Değerli milletvekilleri, Ermeni işgalcilerin Hocalı'da yaptığının Türk soykırımı olduğunun hukuken tescili için ne gerekiyor da yok bizim elimizde? Maktul mü gerekiyor? Kafa derisi yüzülmüş Telinan Enveroğlu Orucov; tecavüze uğramış, gözleri çıkarılmış Fitnat Ehedkızı Hasanov; gözleri oyulup göğüsleri kesilen Dilara Oruçgızı Nuraliyeva; elleri telle bağlanarak kafası kesilen Hafız Yusufoğlu Nuriyev; cinsel uzuvları kesildikten sonra yakılmış İkbal Kuluoğlu Aslanov; diri diri yakılan Agyar Salmanoğlu İmam; böyle uzayıp gidiyorlar. Fail mi lazım? İsim isim var, itiraflarıyla var; hiçbiri inkâr etmiyor, tersine de gurur duyuyorlar, onların satırları bunlar: "Arkadaşımız Haçatur'la el ele verdiğimiz eve girerken askerlerimiz 13 yaşında bir Türk çocuğunu pencereye çivilemişlerdi. Türk çocuğunun bağırış çağırışları çok duyulmasın diye Haçatur çocuğun annesinin kesilmiş memesini çocuğun ağzına soktu. Başından, sinesinden ve karnından derisini soydum; saate baktım, Türk çocuğu yedi dakika sonra kan kaybından öldü. Ruhum halkımın yüzde 1'inin bile intikamını aldığım için sevinçten gururlanıyordu. Haçatur daha sonra ölmüş Türk çocuğunun cesedini parça parça doğradı ve bu Türk'le aynı kökten olan köpeklere attı. Akşam aynı şeyi 3 Türk çocuğuna daha yaptık."

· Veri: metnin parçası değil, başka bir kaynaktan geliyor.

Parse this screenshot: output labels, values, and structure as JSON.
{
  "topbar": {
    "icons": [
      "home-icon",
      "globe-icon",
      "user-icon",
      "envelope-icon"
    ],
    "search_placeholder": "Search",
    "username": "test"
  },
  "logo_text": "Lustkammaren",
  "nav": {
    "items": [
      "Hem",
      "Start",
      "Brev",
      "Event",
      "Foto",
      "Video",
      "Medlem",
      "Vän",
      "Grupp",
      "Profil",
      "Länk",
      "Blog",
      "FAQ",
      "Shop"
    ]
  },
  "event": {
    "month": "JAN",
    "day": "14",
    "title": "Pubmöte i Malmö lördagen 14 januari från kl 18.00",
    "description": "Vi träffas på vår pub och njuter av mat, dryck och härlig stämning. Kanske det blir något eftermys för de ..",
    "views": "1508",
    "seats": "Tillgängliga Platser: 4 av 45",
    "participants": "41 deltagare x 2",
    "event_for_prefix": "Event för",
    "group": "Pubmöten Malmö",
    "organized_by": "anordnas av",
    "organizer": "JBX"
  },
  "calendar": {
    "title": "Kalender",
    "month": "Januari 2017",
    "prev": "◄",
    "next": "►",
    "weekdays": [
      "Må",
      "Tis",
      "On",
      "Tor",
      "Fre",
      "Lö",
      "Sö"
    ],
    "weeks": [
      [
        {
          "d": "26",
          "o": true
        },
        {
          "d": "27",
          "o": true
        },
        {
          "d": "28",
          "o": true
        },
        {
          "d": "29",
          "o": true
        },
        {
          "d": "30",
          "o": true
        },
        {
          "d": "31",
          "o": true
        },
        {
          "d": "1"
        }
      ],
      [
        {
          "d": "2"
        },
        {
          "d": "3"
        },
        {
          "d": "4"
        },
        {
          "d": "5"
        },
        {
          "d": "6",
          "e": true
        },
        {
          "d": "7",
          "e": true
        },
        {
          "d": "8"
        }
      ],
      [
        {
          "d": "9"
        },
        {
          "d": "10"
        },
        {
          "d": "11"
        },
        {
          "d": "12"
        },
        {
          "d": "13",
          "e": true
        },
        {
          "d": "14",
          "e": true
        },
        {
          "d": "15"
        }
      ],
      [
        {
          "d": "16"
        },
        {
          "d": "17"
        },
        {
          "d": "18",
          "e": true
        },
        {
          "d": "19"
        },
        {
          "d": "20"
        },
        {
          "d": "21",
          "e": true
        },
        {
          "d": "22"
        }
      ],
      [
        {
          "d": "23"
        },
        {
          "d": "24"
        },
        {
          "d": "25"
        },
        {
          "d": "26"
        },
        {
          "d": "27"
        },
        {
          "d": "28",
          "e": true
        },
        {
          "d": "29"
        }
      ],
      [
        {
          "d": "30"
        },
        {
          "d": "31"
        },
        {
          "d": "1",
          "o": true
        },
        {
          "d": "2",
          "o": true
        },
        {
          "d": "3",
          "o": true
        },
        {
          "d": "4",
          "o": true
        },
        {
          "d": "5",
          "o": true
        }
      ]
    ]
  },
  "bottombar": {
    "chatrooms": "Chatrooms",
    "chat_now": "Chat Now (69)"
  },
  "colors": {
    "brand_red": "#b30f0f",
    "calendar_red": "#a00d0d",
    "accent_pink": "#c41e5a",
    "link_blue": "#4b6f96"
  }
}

İşte böyle anlatıyorlar hiç çekinmeden, saklamadan. 366'ncı Motorize Alay Komutanı Yuri Yuriyeviç Zarvigov, Yüzbaşı Vladislav Vladimiroviç Arutyunyan, Üsteğmen Viktor Garmaş, Albay Aleksander Aleksandroviç Arutyunov, Hankendi eski Emniyet Müdürü Armo Abramyan, dönemin Ermenistan Savunma Bakanı Seyran Mushegoviç Ohanyan, 1991-1994 arasında Dağlık Karabağ sözde savunma ordusunun komutanı -sonradan Cumhurbaşkanı oldu- Serj Sarkisyan; hani bizim burada, Türkiye'de en yüksek, en üst düzey protokolle Cumhurbaşkanı sıfatıyla ağırladığımız ve hani uğruna Azerbaycan bayraklarından rahatsız olmasın diye o bayraklara, "tek millet, iki devlet" dediğimiz ülkenin o bayraklarına ambargo uyguladığımız katil Sarkisyan. Bilirkişi mi lazım, tanık mı lazım? İnsan Hakları İzleme Örgütünün "Dağlık Karabağ'ın işgalinden bu yana gerçekleşen en kapsamlı sivil katliamı." dediği ve ölümlerde Ermeni güçlerinin doğrudan sorumlu olduğunu kaydettiği raporuna bakın.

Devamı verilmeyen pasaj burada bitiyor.